BERITA


banjir

Jakarta - Ketua Fraksi PDI Perjuangan (PDIP) DPRD DKI Jakarta Gembong Warsono mempertanyakan maksud Gubernur DKI Anies Baswedan menyinggung banjir Jakarta era kepemimpinan Jokowi pada 2013. Anies diminta fokus melakukan penanganan banjir, bukan kembali menyinggung masa lalu.

"Kalau orang membandingkan dengan yang lain, tanda dia tidak mampu menghadapi persoalan, sederhana saja. Kalau dia paham mengentaskan persoalan, dia fokus," ujar Gembong Warsono kepada wartawan, Sabtu (4/1/2020).  http://joinpkv.pro/

Gubernur DKI Anies lewat Instagram sebelumnya menceritakan peninjauannya ke kanal banjir barat di Jl Latuharhari, Jakpus, Jumat (3/1). Anies menyebut petugas tengah memperkuat tanggul supaya tidak jebol kembali seperti pada 2013.

Kolaborasi pemerintah pusat dan DKI, menurut Gembong, bisa ditunjukkan dengan upaya pembebasan lahan warga untuk melebarkan sungai. Kehidupan warga, disebut Gembong, tetap harus terjamin meski terdampak pada pembebasan lahan demi pelebaran kali atau sungai di Jakarta.

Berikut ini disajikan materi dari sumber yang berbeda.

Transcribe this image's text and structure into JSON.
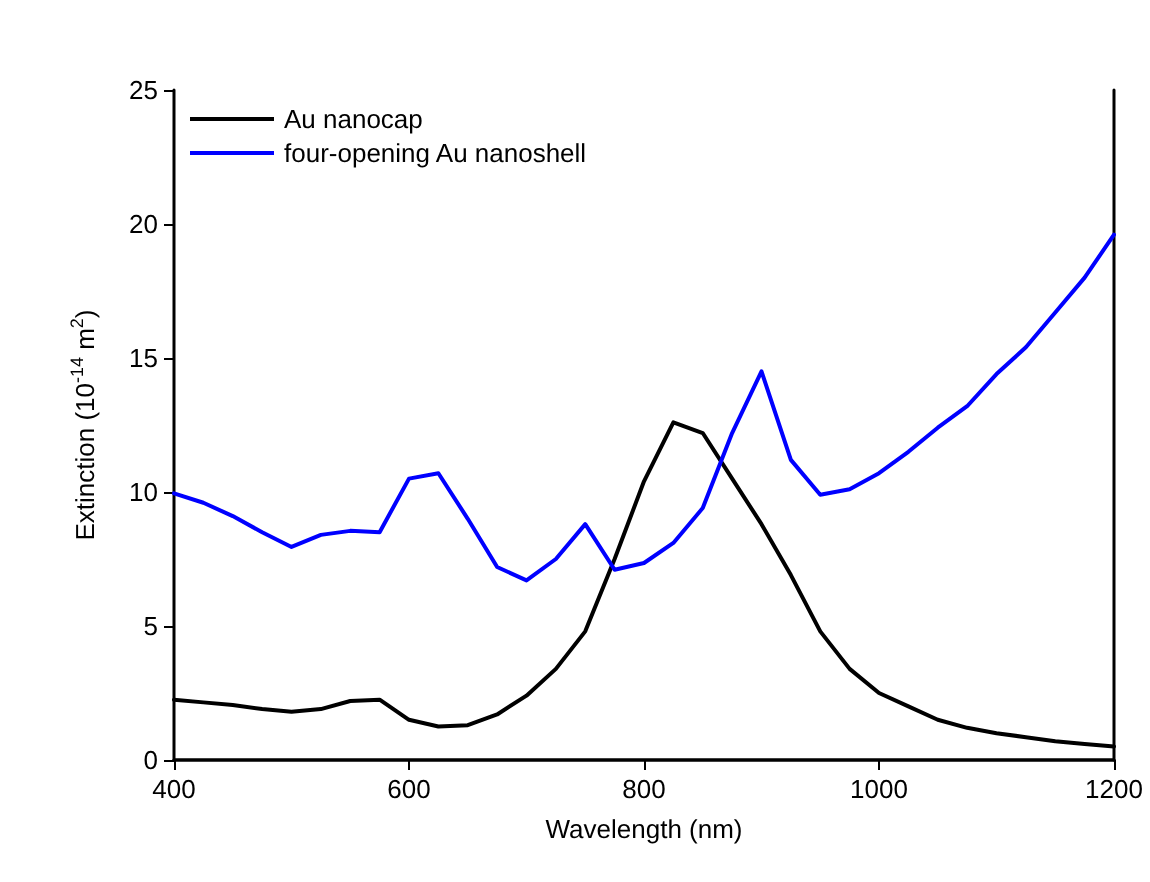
{
  "chart_data": {
    "type": "line",
    "xlabel": "Wavelength (nm)",
    "ylabel": "Extinction (10$^{-14}$ m$^{2}$)",
    "x": [
      400,
      425,
      450,
      475,
      500,
      525,
      550,
      575,
      600,
      625,
      650,
      675,
      700,
      725,
      750,
      775,
      800,
      825,
      850,
      875,
      900,
      925,
      950,
      975,
      1000,
      1025,
      1050,
      1075,
      1100,
      1125,
      1150,
      1175,
      1200
    ],
    "series": [
      {
        "name": "Au nanocap",
        "color": "#000000",
        "values": [
          2.25,
          2.15,
          2.05,
          1.9,
          1.8,
          1.9,
          2.2,
          2.25,
          1.5,
          1.25,
          1.3,
          1.7,
          2.4,
          3.4,
          4.8,
          7.5,
          10.4,
          12.6,
          12.2,
          10.5,
          8.8,
          6.9,
          4.8,
          3.4,
          2.5,
          2.0,
          1.5,
          1.2,
          1.0,
          0.85,
          0.7,
          0.6,
          0.5
        ]
      },
      {
        "name": "four-opening Au nanoshell",
        "color": "#0000ff",
        "values": [
          9.95,
          9.6,
          9.1,
          8.5,
          7.95,
          8.4,
          8.55,
          8.5,
          10.5,
          10.7,
          9.0,
          7.2,
          6.7,
          7.5,
          8.8,
          7.1,
          7.35,
          8.1,
          9.4,
          12.2,
          14.5,
          11.2,
          9.9,
          10.1,
          10.7,
          11.5,
          12.4,
          13.2,
          14.4,
          15.4,
          16.7,
          18.0,
          19.6
        ]
      }
    ],
    "xlim": [
      400,
      1200
    ],
    "xticks": [
      400,
      600,
      800,
      1000,
      1200
    ],
    "ylim": [
      0,
      25
    ],
    "yticks": [
      0,
      5,
      10,
      15,
      20,
      25
    ],
    "grid": false,
    "legend": "top left",
    "marker": "none",
    "line_style": "solid"
  }
}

"Kedua, soal kelanjutan sodetan Ciliwung ke BKT tidak ada. Apa pemerintah pusat diam? Tidak. Kan menunggu daerah pembebasan lahan. Nggak ada soal mengenai anggaran, tinggal mau apa nggak," ujar dia.

"Diperlukan gubernur yang melakukan eksekusi, bekerja, bekerja, bukan mengatur kata-kata, karena semua perangkat satu tangan komando di tangan gubernur," tegas Gembong.